What it's like to be British.............
• Worrying you’ve accidentally packed 3 kilos of cocaine and a dead goat as you stroll through “Nothing to declare”
• Being unable to stand and leave without first saying “right”
• Not hearing someone for the third time, so just laughing and hoping for the best
• Saying “anywhere here’s fine” when the taxi’s directly outside your front door
• Being sure to start touching your bag 15 minutes before your station, so the person in the aisle seat is fully prepared for your exit
• Repeatedly pressing the door button on the train before it’s illuminated, to assure your fellow commuters you have the situation in hand
• Having someone sit next to you on the train, meaning you’ll have to eat your crisps at home
• The huge sense of relief after your perfectly valid train ticket is accepted by the inspector
• The horror of someone you only half know saying: “Oh I’m getting that train too”

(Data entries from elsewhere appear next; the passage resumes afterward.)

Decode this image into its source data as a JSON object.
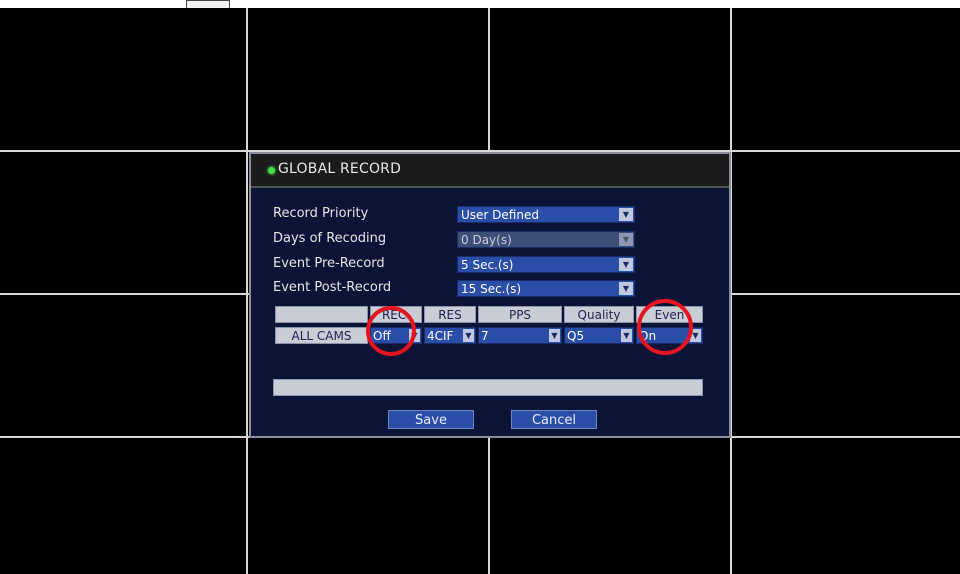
{
  "dialog": {
    "title": "GLOBAL RECORD",
    "status_color": "#3ee04a",
    "fields": [
      {
        "label": "Record Priority",
        "value": "User Defined",
        "disabled": false
      },
      {
        "label": "Days of Recoding",
        "value": "0 Day(s)",
        "disabled": true
      },
      {
        "label": "Event Pre-Record",
        "value": "5 Sec.(s)",
        "disabled": false
      },
      {
        "label": "Event Post-Record",
        "value": "15 Sec.(s)",
        "disabled": false
      }
    ],
    "table": {
      "headers": [
        "REC.",
        "RES",
        "PPS",
        "Quality",
        "Even"
      ],
      "row_label": "ALL CAMS",
      "values": [
        "Off",
        "4CIF",
        "7",
        "Q5",
        "On"
      ]
    },
    "buttons": {
      "save": "Save",
      "cancel": "Cancel"
    }
  },
  "annotations": {
    "highlight_color": "#e5141e",
    "highlighted": [
      "REC.",
      "Even"
    ]
  }
}
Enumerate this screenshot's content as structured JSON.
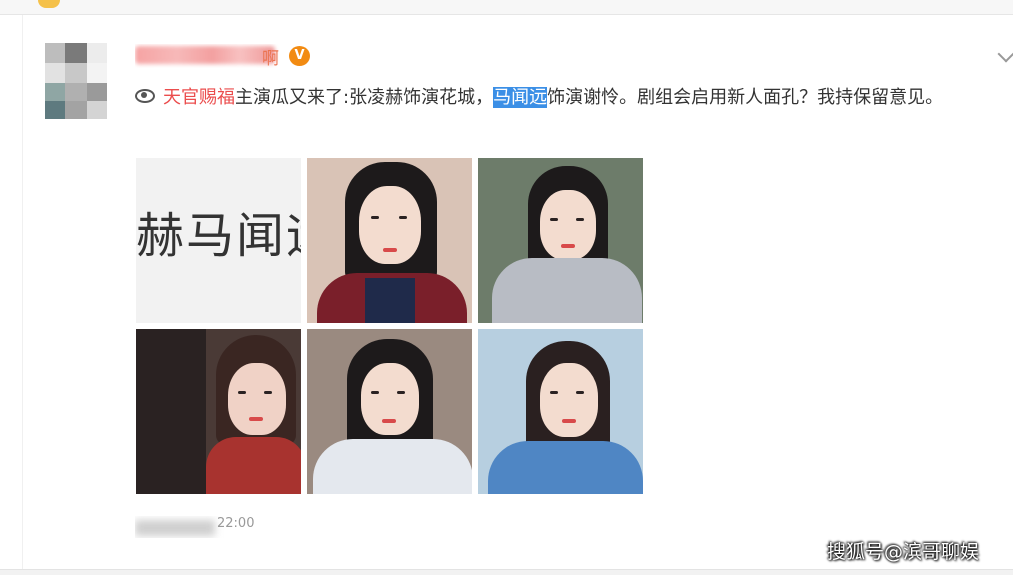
{
  "post": {
    "username_suffix": "啊",
    "verified_badge": "V",
    "topic": "天官赐福",
    "text_before": "主演瓜又来了:张凌赫饰演花城，",
    "highlighted": "马闻远",
    "text_after": "饰演谢怜。剧组会启用新人面孔？我持保留意见。",
    "timestamp_tail": "22:00",
    "image_text": "赫马闻远"
  },
  "watermark": "搜狐号@滨哥聊娱",
  "icons": [
    "topic-icon",
    "verified-icon",
    "chevron-down-icon"
  ],
  "colors": {
    "topic": "#eb4d4d",
    "highlight": "#3b8fe6",
    "badge": "#f28b12"
  }
}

• “Sorry, is anyone sitting here?” – Translation: Unless this is a person who looks remarkably like a bag, I suggest you move it
• Loudly tapping your fingers at the cashpoint, to assure the queue that you’ve asked for money and the wait is out of your hands
• Looking away so violently as someone nearby enters their PIN that you accidentally dislocate your neck
• Waiting for permission to leave after paying for something with the exact change
• Saying hello to a friend in the supermarket, then creeping around like a burglar to avoid seeing them again
• Watching with quiet sorrow as you receive a different haircut to the one you requested
• Being unable to pay for something with the exact change without saying “I think that’s right”
• Overtaking someone on foot and having to keep up the uncomfortably fast pace until safely over the horizon
• Being unable to turn and walk in the opposite direction without first taking out your phone and frowning at it
• Deeming it necessary to do a little jog over zebra crossings, while throwing in an apologetic mini wave
• Punishing people who don’t say thank you by saying “you’re welcome” as quietly as possible
• The overwhelming sorrow of finding a cup of tea you forgot about
• Turning down a cup of tea for no reason and instantly knowing you’ve made a terrible, terrible mistake
• Suddenly remembering your tea and necking it like a massive, lukewarm shot
• Realising you’ve got about fifty grand’s worth of plastic bags under your kitchen sink
• “You’ll have to excuse the mess” – Translation: I’ve spent seven hours tidying in preparation for your visit
• Indicating that you want the last roast potato by trying to force everyone else to take it
• “I’m off to bed” – Translation: “I’m off to stare at my phone in another part of the house”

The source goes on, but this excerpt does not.